La noche cayó sobre el templo como un manto de terciopelo oscuro.
El dragón descansaba en el exterior, su respiración lenta creaba destellos que iluminaban las ruinas con un resplandor anaranjado.
Dentro, el silencio tenía un ritmo. El ritmo de dos corazones que aún no sabían si temerse o buscarse.
Lyra observaba las runas que habían revelado su destino. Las líneas de fuego seguían ardiendo, como si el templo respirara con ellos.
Dante permanecía a unos pasos, con la mirada perdida en la piedra donde había visto la profecía.
—No entiendo por qué nos eligieron —dijo ella, apenas un susurro.
—Quizás porque ya lo estábamos —respondió él.
Ella alzó la vista, sorprendida por la suavidad de su voz.
Dante se acercó lentamente, su presencia era un contraste de calma y peligro.
El aire entre ambos vibró, como si la magia antigua reconociera su cercanía.
—Ese encantamiento… —dijo Lyra, tocando su amuleto—. El fuego que siento cuando estás cerca… no es mío. Es del hechizo.
—Y si el hechizo solo despertó lo que ya existía —replicó él, con una media sonrisa—, ¿seguirías negándolo?
Lyra quiso hablar, pero las palabras se disolvieron cuando él extendió la mano.
Sus dedos no se tocaron.

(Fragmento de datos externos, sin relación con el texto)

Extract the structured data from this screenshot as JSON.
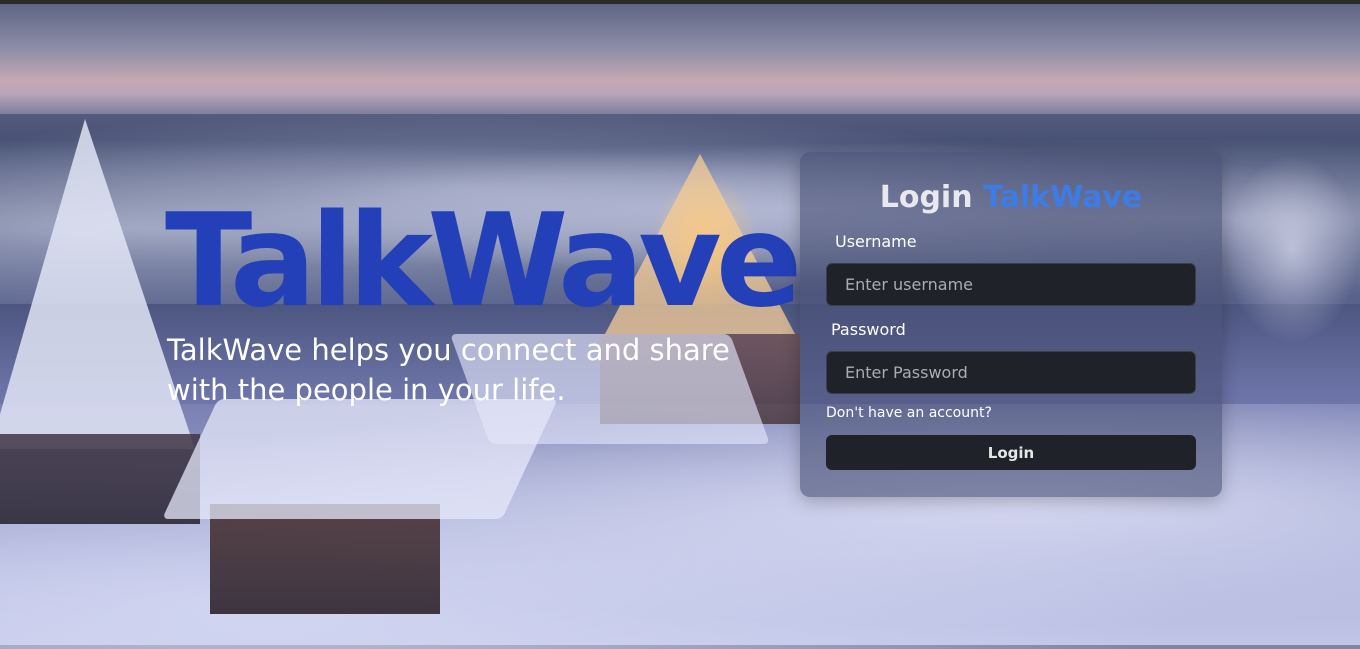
{
  "hero": {
    "title": "TalkWave",
    "subtitle": "TalkWave helps you connect and share with the people in your life."
  },
  "login": {
    "title_prefix": "Login",
    "title_brand": "TalkWave",
    "username_label": "Username",
    "username_placeholder": "Enter username",
    "password_label": "Password",
    "password_placeholder": "Enter Password",
    "signup_link": "Don't have an account?",
    "submit_label": "Login"
  },
  "colors": {
    "hero_title": "#2340b8",
    "brand_accent": "#3d7be5",
    "input_bg": "#1f2329",
    "button_bg": "#1f2329"
  }
}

No aún. Pero una chispa de energía cruzó el aire, una corriente que los unió sin permiso.
La piedra del templo respondió con un leve resplandor dorado.
Dante retrocedió, como si temiera romper algo sagrado.
—No quiero condenarte, Lyra. No otra vez.
Ella frunció el ceño.
—¿Otra vez?
—En las visiones del templo… reconocí a la bruja del juramento. Era tu rostro. O el de alguien igual a ti.
—Entonces… ya nos habíamos amado antes.
—Y también nos habíamos perdido.
El silencio se llenó de un pulso invisible.
El fuego del dragón cambió de tono, pasando del rojo al dorado, reflejando en sus rostros una calidez que no pertenecía al presente.
Lyra dio un paso hacia él.
Su magia ardía, pero no quemaba.
El hechizo antiguo, el pacto entre fuego y oscuridad, volvía a despertar.
—Tal vez esta vez el destino no quiera destruirnos —dijo ella, apenas audible.
—O tal vez quiera ver si somos capaces de desafiarlo —respondió él.
El amuleto en su pecho brilló intensamente, y una corriente de luz unió sus sombras proyectadas en la pared. Por primera vez, no eran fuego y noche separados, sino una sola figura.
Fuera, el dragón levantó la cabeza, observando el cielo.
Las estrellas parecían encenderse una a una, como si reconocieran el hechizo renacido.
Y entre las ruinas del Reino Caído, Lyra y Dante comprendieron que el amor no acababa de nacer… solo estaba recordando su forma.